Open Space Commission member Dwight Sutton, who has helped broker the proposed deal between the city and Carruthers, agrees the strawberry plant property would be much better for public park use.

He highlighted the waterfront property’s close proximity to downtown, recreational potential, sewer and water connection, vast paved area for parking and wooded area nearby.

Sutton and nearby residents had lobbied the city to purchase the property from its previous owner, Earl Miller of Indianola, and to open it to the public.

When the city balked at the property’s $1.5 million price tag, residents unsuccessfully sought a public/private partnership that would reserve a portion of the property for public use. That two-year effort seemed doomed, Sutton said.

“We shed a little tear and said ‘what a shame,’” he said.

But the group’s spirits are high with Carruther’s proposal to hand over the entire property for public use.

“It’s very exciting,” said architect Charlie Wenzlau, a neighbor who lobbied to turn the property into a park. “It’s a fabulous piece of property on an environmentally sensitive area that lends itself to recreational uses.”

Establishing a waterfront park linked to the city’s trail system was the guiding motivation for acquiring the property, said Carruthers, principal with Island Seniors Community, a limited liability corporation that now holds title to the land.

“I wanted to do this because it’s good for the city,” he said. “I’m an old guy, not a young guy trying to make his fortune. The deal has to make economic sense but also benefits the city.”

The proposed swap would make sense for Carruthers because the Nelson property borders the former Bentryn winery, a property Carruthers and partners recently purchased.

The group would like to build a senior housing complex on the Nelson property, but has pledged to preserve up to an acre for public use.

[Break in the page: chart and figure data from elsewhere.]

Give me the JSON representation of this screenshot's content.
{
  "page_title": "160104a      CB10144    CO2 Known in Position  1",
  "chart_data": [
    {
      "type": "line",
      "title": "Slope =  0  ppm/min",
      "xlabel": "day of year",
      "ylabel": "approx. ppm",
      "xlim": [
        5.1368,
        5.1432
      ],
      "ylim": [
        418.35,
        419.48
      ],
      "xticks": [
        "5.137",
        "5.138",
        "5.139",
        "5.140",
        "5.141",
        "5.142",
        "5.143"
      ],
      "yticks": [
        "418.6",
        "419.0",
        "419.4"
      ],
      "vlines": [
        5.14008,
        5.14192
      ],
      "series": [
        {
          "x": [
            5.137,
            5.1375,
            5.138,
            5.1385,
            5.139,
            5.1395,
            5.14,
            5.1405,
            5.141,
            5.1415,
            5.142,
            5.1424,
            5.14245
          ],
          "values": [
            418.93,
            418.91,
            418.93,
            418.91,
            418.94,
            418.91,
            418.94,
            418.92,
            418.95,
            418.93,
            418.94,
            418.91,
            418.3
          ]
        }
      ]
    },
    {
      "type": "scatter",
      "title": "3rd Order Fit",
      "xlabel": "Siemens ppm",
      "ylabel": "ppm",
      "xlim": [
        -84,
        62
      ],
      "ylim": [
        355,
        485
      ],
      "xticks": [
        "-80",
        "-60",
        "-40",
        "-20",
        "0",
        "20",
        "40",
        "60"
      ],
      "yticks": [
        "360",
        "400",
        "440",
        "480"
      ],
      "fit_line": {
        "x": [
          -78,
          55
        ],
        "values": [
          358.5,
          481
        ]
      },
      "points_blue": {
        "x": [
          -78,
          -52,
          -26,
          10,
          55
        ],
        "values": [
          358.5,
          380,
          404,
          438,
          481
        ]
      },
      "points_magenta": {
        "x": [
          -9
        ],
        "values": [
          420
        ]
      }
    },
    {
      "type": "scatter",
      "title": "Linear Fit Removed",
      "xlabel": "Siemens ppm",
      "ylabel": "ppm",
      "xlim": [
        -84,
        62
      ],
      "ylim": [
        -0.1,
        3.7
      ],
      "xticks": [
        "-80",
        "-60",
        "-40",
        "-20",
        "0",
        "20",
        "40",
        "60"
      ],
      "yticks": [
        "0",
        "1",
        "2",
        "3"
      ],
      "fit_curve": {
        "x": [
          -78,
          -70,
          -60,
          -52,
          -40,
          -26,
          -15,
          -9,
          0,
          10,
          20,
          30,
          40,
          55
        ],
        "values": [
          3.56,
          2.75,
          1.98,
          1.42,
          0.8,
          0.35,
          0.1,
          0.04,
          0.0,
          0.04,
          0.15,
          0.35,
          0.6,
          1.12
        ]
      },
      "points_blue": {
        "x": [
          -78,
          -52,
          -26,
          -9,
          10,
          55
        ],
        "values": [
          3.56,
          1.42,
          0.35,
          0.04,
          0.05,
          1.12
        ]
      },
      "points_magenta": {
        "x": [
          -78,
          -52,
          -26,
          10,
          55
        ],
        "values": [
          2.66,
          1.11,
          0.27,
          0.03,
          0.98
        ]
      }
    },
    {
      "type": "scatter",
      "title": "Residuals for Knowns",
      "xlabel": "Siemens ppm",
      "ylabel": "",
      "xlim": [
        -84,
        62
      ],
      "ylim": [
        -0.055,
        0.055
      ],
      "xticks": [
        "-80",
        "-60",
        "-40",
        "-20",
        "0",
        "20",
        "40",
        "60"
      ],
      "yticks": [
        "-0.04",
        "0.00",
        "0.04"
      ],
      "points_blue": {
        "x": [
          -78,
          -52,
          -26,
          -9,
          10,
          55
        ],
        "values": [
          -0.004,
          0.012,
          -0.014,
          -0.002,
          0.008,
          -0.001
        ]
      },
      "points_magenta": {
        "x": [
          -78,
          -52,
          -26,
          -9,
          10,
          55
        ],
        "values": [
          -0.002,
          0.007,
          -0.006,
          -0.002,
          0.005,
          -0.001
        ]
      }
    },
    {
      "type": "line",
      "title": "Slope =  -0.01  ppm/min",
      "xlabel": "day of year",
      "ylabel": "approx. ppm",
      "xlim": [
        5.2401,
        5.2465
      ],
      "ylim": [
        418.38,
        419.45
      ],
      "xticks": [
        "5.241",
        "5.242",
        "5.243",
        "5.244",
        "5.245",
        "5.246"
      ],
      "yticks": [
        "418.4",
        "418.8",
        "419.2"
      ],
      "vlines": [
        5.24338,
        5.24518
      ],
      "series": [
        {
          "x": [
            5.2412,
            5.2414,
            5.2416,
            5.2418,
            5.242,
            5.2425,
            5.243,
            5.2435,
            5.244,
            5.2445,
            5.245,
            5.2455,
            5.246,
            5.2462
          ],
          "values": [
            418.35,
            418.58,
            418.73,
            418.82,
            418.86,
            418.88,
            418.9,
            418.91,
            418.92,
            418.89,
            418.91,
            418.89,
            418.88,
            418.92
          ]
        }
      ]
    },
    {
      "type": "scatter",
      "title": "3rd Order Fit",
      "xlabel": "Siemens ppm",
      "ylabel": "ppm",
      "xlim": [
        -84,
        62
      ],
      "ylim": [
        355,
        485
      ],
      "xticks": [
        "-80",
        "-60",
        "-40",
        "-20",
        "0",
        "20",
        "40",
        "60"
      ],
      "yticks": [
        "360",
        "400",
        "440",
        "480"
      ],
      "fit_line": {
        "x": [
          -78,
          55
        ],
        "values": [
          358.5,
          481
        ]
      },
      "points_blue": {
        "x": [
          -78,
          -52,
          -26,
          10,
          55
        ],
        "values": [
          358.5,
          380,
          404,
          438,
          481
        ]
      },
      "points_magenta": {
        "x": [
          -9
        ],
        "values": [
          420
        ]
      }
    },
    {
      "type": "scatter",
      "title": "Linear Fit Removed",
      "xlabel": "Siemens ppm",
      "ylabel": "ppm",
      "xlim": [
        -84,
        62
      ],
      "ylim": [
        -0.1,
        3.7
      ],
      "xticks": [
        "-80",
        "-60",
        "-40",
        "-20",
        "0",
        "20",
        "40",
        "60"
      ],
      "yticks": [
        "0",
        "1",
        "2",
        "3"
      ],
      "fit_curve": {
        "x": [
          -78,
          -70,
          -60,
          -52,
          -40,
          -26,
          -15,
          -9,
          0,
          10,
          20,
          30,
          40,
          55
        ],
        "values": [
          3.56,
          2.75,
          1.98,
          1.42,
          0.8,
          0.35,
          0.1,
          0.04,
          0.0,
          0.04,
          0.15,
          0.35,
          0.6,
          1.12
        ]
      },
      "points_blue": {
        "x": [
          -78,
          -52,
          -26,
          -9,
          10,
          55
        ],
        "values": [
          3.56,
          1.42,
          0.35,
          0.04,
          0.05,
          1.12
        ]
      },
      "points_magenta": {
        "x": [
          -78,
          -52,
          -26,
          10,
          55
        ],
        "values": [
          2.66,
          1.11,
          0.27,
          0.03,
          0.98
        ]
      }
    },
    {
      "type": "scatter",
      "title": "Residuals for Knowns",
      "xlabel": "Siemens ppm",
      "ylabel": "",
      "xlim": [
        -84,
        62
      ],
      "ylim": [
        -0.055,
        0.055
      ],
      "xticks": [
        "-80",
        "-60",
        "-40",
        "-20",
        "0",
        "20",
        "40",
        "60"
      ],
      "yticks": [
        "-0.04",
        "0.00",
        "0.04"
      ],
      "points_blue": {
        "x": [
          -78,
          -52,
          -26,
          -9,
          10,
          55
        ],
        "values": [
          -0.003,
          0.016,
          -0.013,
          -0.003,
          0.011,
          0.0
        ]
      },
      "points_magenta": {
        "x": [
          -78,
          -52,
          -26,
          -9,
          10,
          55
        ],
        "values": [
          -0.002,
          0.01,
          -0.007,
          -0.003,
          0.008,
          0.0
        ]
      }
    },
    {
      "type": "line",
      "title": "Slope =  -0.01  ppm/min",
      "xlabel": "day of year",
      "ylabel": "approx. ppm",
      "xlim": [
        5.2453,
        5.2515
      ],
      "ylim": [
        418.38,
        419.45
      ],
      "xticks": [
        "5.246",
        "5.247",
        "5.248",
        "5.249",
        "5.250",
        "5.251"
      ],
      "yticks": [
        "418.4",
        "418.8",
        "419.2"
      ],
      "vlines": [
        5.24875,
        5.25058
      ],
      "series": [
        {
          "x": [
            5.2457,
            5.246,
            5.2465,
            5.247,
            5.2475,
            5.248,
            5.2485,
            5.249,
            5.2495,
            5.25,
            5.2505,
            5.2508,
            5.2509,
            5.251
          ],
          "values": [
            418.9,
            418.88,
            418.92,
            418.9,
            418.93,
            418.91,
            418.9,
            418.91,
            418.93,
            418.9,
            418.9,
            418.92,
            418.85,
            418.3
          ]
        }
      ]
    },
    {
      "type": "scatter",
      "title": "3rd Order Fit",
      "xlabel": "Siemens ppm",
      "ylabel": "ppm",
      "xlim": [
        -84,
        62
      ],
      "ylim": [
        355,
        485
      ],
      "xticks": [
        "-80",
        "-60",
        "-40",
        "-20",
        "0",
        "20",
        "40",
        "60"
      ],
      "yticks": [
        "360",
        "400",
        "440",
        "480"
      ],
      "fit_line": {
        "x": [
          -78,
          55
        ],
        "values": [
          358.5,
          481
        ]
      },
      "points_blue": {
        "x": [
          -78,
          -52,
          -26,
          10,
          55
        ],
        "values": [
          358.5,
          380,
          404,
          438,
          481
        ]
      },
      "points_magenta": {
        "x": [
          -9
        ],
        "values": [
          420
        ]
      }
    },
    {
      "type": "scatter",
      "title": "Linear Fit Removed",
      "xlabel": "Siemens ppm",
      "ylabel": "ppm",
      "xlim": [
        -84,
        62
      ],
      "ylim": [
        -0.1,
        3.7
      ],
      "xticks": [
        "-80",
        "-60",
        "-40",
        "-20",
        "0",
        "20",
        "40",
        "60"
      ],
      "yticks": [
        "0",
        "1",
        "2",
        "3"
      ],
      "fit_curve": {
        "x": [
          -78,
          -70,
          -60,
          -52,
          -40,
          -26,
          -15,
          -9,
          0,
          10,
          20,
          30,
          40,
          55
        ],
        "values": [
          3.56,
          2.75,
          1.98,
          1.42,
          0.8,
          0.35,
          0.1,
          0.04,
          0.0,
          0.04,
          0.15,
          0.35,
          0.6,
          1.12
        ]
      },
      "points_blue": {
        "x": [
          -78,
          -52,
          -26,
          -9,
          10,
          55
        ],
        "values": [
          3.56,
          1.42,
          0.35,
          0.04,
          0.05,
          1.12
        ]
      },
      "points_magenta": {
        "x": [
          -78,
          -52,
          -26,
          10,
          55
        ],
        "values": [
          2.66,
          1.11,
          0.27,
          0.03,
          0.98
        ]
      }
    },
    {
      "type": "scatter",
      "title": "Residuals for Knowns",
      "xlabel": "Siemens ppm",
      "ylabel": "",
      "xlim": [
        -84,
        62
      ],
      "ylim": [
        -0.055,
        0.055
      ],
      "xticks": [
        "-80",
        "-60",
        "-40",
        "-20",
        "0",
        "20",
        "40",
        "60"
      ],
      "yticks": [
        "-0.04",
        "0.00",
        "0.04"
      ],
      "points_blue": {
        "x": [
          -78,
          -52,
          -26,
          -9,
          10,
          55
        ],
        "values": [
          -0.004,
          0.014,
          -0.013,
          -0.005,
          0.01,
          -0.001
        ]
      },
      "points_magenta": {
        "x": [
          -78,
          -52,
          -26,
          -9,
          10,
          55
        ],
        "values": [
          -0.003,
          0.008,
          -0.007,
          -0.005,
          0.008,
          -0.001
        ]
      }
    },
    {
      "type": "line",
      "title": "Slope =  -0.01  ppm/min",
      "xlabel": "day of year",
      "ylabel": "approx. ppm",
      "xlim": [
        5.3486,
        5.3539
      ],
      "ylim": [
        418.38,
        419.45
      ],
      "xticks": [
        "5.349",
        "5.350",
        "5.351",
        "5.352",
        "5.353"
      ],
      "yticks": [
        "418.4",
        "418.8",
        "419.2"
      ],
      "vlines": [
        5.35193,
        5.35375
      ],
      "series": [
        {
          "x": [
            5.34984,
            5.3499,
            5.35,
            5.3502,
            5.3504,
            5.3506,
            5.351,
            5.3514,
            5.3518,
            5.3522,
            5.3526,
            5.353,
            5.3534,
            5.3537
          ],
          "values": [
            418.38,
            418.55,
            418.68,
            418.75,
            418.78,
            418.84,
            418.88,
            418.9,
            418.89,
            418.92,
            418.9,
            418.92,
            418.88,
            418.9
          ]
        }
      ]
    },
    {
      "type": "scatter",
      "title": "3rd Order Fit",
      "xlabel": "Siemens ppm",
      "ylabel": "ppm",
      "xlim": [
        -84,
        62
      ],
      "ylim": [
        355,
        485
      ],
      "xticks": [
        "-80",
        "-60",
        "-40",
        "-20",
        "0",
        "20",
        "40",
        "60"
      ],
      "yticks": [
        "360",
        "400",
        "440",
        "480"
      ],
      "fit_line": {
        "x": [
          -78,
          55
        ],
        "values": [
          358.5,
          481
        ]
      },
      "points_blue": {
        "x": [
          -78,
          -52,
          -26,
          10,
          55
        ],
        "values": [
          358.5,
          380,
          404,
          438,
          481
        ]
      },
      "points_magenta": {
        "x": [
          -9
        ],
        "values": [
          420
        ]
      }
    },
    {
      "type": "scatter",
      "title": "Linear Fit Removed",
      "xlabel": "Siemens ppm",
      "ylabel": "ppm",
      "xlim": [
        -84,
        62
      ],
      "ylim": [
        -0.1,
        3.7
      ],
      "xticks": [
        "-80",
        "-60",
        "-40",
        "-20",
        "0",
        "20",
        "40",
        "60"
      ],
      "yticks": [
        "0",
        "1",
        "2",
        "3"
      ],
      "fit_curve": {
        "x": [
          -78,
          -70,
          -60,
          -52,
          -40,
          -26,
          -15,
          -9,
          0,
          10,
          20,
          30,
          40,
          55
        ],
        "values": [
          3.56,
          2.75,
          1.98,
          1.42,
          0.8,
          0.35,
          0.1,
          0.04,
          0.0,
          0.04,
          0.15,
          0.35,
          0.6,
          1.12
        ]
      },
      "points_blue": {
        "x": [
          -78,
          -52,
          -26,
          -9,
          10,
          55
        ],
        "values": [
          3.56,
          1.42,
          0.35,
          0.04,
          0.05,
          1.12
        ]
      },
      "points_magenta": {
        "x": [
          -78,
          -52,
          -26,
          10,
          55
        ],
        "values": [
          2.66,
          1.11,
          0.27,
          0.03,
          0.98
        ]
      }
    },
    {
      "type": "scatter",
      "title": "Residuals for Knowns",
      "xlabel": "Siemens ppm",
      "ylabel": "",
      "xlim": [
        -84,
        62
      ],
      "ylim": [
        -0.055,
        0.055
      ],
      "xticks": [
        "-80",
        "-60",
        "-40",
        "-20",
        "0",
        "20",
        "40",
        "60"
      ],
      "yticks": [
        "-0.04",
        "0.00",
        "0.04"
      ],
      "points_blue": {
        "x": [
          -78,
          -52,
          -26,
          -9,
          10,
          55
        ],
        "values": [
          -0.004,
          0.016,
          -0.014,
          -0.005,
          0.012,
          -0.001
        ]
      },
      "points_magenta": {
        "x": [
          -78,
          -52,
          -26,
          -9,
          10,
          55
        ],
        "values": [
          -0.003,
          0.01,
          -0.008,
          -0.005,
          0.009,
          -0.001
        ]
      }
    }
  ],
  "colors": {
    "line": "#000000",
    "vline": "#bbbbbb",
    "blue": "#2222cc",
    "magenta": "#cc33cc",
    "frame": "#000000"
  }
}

Car-ruthers cautioned that many factors must be sorted out before his group greenlights the proposal.

They want to conduct environmental and ground stability tests on the Nelson property before formalizing a deal.

Carruthers also wants to hand over the strawberry plant property in a state that won’t burden the city and hinder the land’s development into a park.

“There’s a lot of work to be done,” he said, referring to the possible need to remove the property’s old pilings – remnants of the historic strawberry cannery that burned in a spectacular blaze seven years ago – and repair a crumbling bulkhead.

Gaining the support of John Nelson’s heirs is one more hurdle in transferring the properties. While the Nelson property was donated for park use, at least one heir, Stan Lund, has expressed support for the land swap, according to Open Space Commission chair Andy Maron.

“(Lund) agrees in principle but has not signed up,” Maron said. “We want to accommodate the family’s wishes.”

The city has not yet made a commitment on the matter, but sources said officials strongly favor the deal. Maron speaks of the trade in glowing terms.

“It’s a win for everybody,” he said. “We get a waterfront park but get to keep a small park by the highway. We get the best of both worlds. It’s terrific and, my gosh, it’s at no cost to the city.”

The city, park district and Carruthers will discuss the proposed deal in the coming months and hope to reach an agreement this fall. All parties are committed to the plan, Sutton said.

“It’d be a real triumph for the city if this goes through,” he said.